First Nations Flex their Pipes against Enbridge Northern Gateway Pipeline
‘NO’ to the Enbridge Pipeline!
Written by Caitlin McKay, Staff Writer
Thousands protested the Enbridge Northern Gateway Pipeline in front of the B.C. legislature in Victoria. Protestors wanted to show a united backlash against the proposed pipeline that would transport crude oil from Alberta to a port in Kitimat, B.C. Some came out to protect the environment, and some to demonstrate that the coast is ‘not for sale.’ If the pipeline is constructed it would run through various northern First Nation communities. And for them the pipeline threatens their home, culture and way of life.
“This project assumes that First Nation lands are for sale and access to Native communities is a right. It disregards any notions that First Nations have any control over their own territory,” said Gerald Taiaiake Alfred, a professor of Indigenous Governance at the University of Victoria and a participant in the October 22 protest.
This project assumes that First Nation lands are for sale and access to Native communities is a right. It disregards any notions that First Nations have any control over their own territory.
Enbridge Inc, partner to the pipeline, says First Nations stand to gain from this initiative. The company has proposed to offer First Nation communities a 10% share in the project. According to their website that’s roughly $280 million of net income over 30 years. But Enbridge stands to gain far more than $280 million from this pipeline and the money won’t repair the damaged environment, should the pipeline break.
“That’s just a propaganda ploy on the part of Enbridge,” says Alfred. “It’s relative to the amount of profits they made…it’s nothing but a smokescreen to try and dissuade media and Canadians from dismissing Enbridge’s efforts as meaningless.”
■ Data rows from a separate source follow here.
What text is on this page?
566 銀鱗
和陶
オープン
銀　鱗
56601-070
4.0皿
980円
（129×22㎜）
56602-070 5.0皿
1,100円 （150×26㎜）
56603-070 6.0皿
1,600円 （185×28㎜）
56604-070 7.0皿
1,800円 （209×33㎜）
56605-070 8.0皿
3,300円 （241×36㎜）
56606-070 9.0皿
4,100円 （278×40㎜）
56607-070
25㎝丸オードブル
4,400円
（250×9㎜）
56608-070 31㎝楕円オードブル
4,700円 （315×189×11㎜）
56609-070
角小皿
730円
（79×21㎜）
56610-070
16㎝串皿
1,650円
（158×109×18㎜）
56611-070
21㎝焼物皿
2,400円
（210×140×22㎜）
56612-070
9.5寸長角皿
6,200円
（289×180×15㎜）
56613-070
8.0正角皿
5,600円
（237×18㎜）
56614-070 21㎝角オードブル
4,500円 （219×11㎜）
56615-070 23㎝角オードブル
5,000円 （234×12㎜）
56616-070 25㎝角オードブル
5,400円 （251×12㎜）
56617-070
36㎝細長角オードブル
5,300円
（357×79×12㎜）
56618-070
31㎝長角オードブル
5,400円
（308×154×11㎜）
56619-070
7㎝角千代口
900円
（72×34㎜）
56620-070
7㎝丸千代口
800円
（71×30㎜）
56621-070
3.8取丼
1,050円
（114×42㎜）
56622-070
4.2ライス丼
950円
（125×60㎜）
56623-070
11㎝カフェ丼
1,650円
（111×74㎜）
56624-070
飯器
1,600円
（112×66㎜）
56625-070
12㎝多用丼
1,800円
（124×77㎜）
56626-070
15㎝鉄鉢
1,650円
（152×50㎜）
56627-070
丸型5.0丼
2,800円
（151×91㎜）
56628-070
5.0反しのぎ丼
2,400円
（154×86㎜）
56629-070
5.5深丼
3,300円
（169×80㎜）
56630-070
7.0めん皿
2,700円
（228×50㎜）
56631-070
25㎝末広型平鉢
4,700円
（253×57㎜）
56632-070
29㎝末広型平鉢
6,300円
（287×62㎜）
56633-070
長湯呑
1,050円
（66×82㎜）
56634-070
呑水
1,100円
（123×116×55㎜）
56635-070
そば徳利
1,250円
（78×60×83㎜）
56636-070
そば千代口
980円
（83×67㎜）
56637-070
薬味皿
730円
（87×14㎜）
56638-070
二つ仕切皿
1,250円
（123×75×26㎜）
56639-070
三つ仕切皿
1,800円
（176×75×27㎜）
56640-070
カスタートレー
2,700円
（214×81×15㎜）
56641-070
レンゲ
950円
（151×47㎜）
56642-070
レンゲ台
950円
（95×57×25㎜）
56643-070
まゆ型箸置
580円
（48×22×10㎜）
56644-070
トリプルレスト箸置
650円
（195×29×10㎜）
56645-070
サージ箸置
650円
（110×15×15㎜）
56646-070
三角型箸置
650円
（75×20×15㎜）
Enbridge also says that they will employ First Nations on the construction of the pipeline. They will train those First Nation members, and provide them with jobs and skills. About % 15 of the workers will be First Nation. But communities, who are opposed to the pipeline, say that Enbridge is missing the point. The construction alone will harm the surrounding plants and habitats that First Nations rely on to sustain their way of life. While Enbridge claims that the pipeline will bring economic activity to the area and allow it to prosper, some community leaders say not all economic activity is good.
“I could name a hundred different things that could bring economic benefit to any community that would be a bad choice in the long run,” says Alfred. “Opening a brothel, selling drugs brings economic benefit, but is it right? I don’t think so. They don’t leave the land alone… they fall short of what the communities have for their own standard of protection.”
The project would transport 525, 000 barrels of oil per day from near Edmonton to Kitimat. The company operates the world’s longest crude oil pipeline, transporting 200 million barrels of oil a day using 13,500 km of pipeline. Enbridge assures the B.C government and other stakeholders that they will adhere to the highest industry standards for safety and environmental protection. However, the Polaris Institute calculated that Enbridge has had 804 spills between 1999 and 2010.
First Nations fear a spill in their territory could destabilize the environment they depend on. The possible risk could undermine their way of life, which is already constantly under threat from external sources.
“What First Nations stand to gain should be measured in terms of the ability of those people to re-root themselves in the true source of their identity and strength – which is the interaction with their homeland and traditional practice which is the basis for their culture,” Alfred said. “The pipeline is a significant obstacle to that, so it is a significant obstacle to the cultural survival of coming generations.”
First Nation communities and Enbridge approach the pipeline issue from different perspectives that contrast with each other. For Alfred, the idea of economic progress is one that has deep roots in society and not necessarily beneficial for First Nations or Canadians.
“This proposal is not going to benefit the average Canadian but the multi-national corporations. Economic prosperity is already achieved, the notion that we need to continually progress… is engrained in the Canadian mentality,” he said. “… Canada doesn’t need more money; it needs a better use of the money that already exists.”
The multi-billion dollar project is still being discussed by the B.C and Albertan governments. A public hearing about safety, construction and design issues is scheduled for next month in Prince George B.C.